The trial’s results were impressive. Among a total of 126 patients enrolled, the median apnea-hypopnea index (AHI) at 12 months decreased by 68%, from 29 to 9 events per hour. The oxygen desaturation index (ODI) also decreased significantly, from 25 to 7 events per hour. Using the definition of success often employed in the surgical literature, namely a reduction in AHI by at least 50% to a residual level less than 20 per hour, they found that two-thirds of patients were "responders" to the therapy. In order to prove that the device was responsible for this improvement rather than changes in the patients’ disease over time, a randomly selected group of responders had their devices turned off for 1 week, allowing these subjects to serve as their own longitudinal controls. Indeed, patients’ disease worsened significantly with the devices deactivated, with AHIs rising to pre-implantation levels. The device use also appeared to result in modest improvements in both sleepiness and sleep-related quality of life.

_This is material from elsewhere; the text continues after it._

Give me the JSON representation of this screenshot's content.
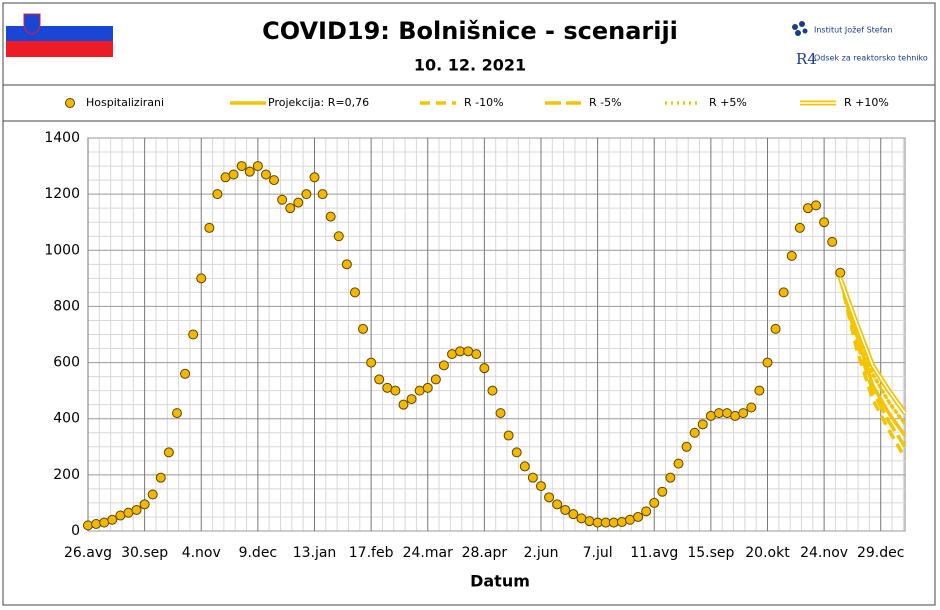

Although adverse effects were reported as minor, they occurred fairly often. Forty percent of participants reported discomfort when the device was active, and 21% reported tongue soreness, likely exacerbated by movement of the tongue across the teeth during periods of stimulation. Eighteen percent of subjects reported tongue weakness after surgery, resolving over a period of days to weeks. Two patients experienced discomfort severe enough to necessitate repositioning and fixation of the device, and one elected to have the device removed.

A closer look

The major limitations of this study stem from its participant selection. Patients were overwhelmingly male (83%), averaging 55 years of age. They were significantly leaner than typical patients with OSA, with a mean BMI of 28.4 kg/m2. It seems reasonable to assume that more obese patients would have less of a response to nerve stimulation, since excessive laryngeal soft tissue is less likely to be the main contributor to their obstruction; moving the tongue forward should not significantly affect their pathophysiology. The authors admit as much, stating that their exclusion of patients with a BMI over 32 was based on feasibility studies showing that such patients were less favorable candidates for the procedure.

Dr. Christine Won

Furthermore, of the nearly 1,000 patients initially recruited for this study, about half were excluded for having AHIs outside the study’s defined range (AHI 20-50). An additional 5% each were excluded for having concurrent central apnea (at least 25% of episodes), positional OSA (nonsupine AHI less than 10), or complete concentric collapse of their palate during sleep endoscopy. Based on the exclusion of the majority of screened subjects, we should be cautious in generalizing the results of the trial to our own clinical practices. Careful patient selection will be key to ensuring comparable success in real-world patients.